Arnold J. Toynbee (1889–1975) British Historian

It is the triumph of civilization that at last communities have obtained such a mastery over natural laws that they drive and control them. The winds, the water, electricity, all aliens that in their wild form were dangerous, are now controlled by human will, and are made useful servants.
Henry Ward Beecher (1813–87) American Clergyman, Writer

Civilization is the lamb’s skin in which barbarism masquerades.
Thomas Bailey Aldrich (1836–1907) American Writer, Poet, Critic, Editor

As long as art is the beauty parlor of civilization, neither art nor civilization is secure
John Dewey (1859–1952) American Philosopher, Psychologist, Educator

One might enumerate the items of high civilization, as it exists in other countries, which are absent from the texture of American life, until it should become a wonder to know what was left.
Henry James (1843–1916) American-born British Novelist, Writer

We shall require a substantially new manner of thinking if mankind is to survive.
Albert Einstein (1879–1955) German-born Physicist

A civilization is built on what is required of men, not on that which is provided for them.
Antoine de Saint-Exupery (1900–44) French Novelist, Aviator

Every new stroke of civilization has cost the lives of countless brave men, who have fallen defeated by the “dragon,” in their efforts to win the apples of the Hesperides, or the fleece of gold. Fallen in their efforts to overcome the old, half sordid savagery of the lower stages of creation, and win the next stage.
D. H. Lawrence (1885–1930) English Novelist, Playwright, Poet, Essayist, Critic

Civilization is a stream with banks. The stream is sometimes filled with blood from people killing, stealing, shouting and doing the things historians usually record, while on the banks, unnoticed, people build homes, make love, raise children, sing songs, write poetry and even whittle statues. The story of civilization is the story of what happened on the banks. Historians are pessimists because they ignore the banks for the river.
William C. Durant (1861–1947) American Industrialist

Where there are humans
you’ll find flies,
and Buddhas.
Kobayashi Issa (1763–1828) Japanese Haiku Poet

Animals have these advantages over man: they never hear the clock strike, they die without any idea of death, they have no theologians to instruct them, their last moments are not disturbed by unwelcome and unpleasant ceremonies, their funerals cost them nothing, and no one starts lawsuits over their wills.
Voltaire (1694–1778) French Philosopher, Author

Civilization is a process in the service of Eros, whose purpose is to combine single human individuals, and after that families, then races, peoples and nations, into one great unity, the unity of mankind.
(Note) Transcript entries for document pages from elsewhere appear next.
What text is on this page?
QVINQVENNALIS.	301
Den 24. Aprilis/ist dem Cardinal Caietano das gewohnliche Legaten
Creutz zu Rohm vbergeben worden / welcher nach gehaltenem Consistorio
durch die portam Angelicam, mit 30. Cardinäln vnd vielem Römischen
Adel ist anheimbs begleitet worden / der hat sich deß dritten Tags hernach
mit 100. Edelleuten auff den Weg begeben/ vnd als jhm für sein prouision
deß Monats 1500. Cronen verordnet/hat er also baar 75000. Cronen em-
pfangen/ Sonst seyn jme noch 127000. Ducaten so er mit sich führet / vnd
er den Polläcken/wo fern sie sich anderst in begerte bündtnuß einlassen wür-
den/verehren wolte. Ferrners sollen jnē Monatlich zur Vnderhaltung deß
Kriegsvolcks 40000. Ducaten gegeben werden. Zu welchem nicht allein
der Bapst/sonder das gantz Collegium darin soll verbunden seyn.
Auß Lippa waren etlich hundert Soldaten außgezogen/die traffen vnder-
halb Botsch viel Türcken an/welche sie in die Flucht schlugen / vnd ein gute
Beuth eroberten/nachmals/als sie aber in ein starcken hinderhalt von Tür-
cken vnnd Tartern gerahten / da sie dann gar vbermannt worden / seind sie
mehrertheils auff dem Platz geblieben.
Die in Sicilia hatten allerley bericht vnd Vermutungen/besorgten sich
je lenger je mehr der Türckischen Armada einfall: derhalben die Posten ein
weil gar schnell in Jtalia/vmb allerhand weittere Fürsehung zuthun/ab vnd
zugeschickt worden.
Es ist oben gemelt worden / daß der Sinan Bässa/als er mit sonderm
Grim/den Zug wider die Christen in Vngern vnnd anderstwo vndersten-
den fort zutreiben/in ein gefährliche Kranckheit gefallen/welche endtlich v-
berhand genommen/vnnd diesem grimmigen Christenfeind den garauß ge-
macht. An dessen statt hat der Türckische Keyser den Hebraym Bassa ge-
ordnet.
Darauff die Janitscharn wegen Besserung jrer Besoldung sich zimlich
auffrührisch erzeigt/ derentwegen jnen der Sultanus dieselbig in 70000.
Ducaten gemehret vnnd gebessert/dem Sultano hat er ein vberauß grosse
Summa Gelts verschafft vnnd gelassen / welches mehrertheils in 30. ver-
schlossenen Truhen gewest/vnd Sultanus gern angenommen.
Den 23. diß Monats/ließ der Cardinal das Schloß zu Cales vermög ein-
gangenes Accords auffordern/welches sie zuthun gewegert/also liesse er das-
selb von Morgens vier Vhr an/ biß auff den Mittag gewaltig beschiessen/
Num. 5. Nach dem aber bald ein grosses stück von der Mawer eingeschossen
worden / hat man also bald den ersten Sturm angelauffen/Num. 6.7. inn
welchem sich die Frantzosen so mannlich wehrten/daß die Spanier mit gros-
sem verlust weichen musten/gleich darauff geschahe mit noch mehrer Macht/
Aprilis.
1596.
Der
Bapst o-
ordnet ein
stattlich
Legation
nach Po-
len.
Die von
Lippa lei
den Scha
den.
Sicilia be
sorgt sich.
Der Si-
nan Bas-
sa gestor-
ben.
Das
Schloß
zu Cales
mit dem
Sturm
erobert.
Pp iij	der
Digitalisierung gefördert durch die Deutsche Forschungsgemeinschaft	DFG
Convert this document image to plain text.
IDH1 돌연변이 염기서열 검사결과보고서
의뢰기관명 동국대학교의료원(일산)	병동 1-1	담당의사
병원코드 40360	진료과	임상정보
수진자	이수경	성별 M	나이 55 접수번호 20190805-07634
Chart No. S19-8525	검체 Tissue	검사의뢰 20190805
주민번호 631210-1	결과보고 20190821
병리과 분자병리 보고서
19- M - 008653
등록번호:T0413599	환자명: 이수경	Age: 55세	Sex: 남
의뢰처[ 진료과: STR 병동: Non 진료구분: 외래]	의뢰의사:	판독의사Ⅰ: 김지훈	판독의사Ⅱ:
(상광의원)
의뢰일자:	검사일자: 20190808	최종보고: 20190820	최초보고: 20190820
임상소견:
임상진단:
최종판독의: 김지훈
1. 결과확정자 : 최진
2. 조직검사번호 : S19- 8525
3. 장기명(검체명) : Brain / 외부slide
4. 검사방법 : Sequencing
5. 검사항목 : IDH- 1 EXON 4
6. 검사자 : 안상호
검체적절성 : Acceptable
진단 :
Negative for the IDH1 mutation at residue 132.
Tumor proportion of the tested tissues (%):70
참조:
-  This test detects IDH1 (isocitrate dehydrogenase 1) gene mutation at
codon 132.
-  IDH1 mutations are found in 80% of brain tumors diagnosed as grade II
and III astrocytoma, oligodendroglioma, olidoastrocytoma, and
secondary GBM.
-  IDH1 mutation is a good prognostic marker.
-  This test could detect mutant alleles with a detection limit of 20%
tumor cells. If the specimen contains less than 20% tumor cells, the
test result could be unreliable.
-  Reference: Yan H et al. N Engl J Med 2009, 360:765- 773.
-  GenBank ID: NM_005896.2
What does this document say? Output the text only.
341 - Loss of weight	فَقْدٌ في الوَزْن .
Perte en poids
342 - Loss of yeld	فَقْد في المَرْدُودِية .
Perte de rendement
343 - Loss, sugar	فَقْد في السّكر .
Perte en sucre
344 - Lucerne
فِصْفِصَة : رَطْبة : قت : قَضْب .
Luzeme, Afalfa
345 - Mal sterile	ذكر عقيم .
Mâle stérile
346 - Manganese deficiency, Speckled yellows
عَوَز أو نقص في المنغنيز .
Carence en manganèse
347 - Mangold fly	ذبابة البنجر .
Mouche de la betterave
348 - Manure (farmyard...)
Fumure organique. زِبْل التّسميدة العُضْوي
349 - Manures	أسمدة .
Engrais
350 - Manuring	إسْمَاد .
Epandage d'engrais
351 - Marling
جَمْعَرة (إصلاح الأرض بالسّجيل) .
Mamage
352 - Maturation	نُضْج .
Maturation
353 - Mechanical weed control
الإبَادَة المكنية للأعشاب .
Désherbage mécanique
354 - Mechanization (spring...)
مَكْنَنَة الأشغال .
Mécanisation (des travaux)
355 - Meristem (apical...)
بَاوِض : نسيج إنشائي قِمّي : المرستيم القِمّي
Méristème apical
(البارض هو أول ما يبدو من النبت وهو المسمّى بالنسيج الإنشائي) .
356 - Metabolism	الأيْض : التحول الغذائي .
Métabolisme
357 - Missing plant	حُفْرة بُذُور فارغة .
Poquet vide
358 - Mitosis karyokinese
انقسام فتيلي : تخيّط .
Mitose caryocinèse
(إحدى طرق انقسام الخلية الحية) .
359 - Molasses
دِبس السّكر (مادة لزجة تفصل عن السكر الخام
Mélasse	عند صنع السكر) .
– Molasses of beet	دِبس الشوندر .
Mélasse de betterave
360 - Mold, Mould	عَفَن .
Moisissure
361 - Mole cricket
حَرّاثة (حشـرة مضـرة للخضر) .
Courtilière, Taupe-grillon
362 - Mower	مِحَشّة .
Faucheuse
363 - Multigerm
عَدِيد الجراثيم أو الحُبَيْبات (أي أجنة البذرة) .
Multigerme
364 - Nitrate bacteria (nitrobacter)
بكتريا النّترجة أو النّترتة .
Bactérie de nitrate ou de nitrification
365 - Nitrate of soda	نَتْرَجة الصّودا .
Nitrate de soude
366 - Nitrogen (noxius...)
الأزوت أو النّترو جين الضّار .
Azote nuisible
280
Why this has to happen, we do not know; the work of Eros is precisely this.
Sigmund Freud (1856–1939) Austrian Psychiatrist, Psychoanalytic

The human race has improved everything, but the human race.
Adlai Stevenson (1900–65) American Diplomat, Politician, Orator

The civilized are those who get more out of life than the uncivilized, and for this we are not likely to be forgiven.
Cyril Connolly (1903–74) British Literary Critic, Writer

Civilization is drugs, alcohol, engines of war, prostitution, machines and machine slaves, low wages, bad food, bad taste, prisons, reformatories, lunatic asylums, divorce, perversion, brutal sports, suicides, infanticide, cinema, quackery, demagogy, strikes, lockouts, revolutions, putsches, colonization, electric chairs, guillotines, sabotage, floods, famine, disease, gangsters, money barons, horse racing, fashion shows, poodle dogs, chow dogs, Siamese cats, condoms, peccaries, syphilis, gonorrhea, insanity, neuroses, etc., etc.
Henry Miller (1891–1980) American Novelist

All civilization has from time to time become a thin crust over a volcano of revolution.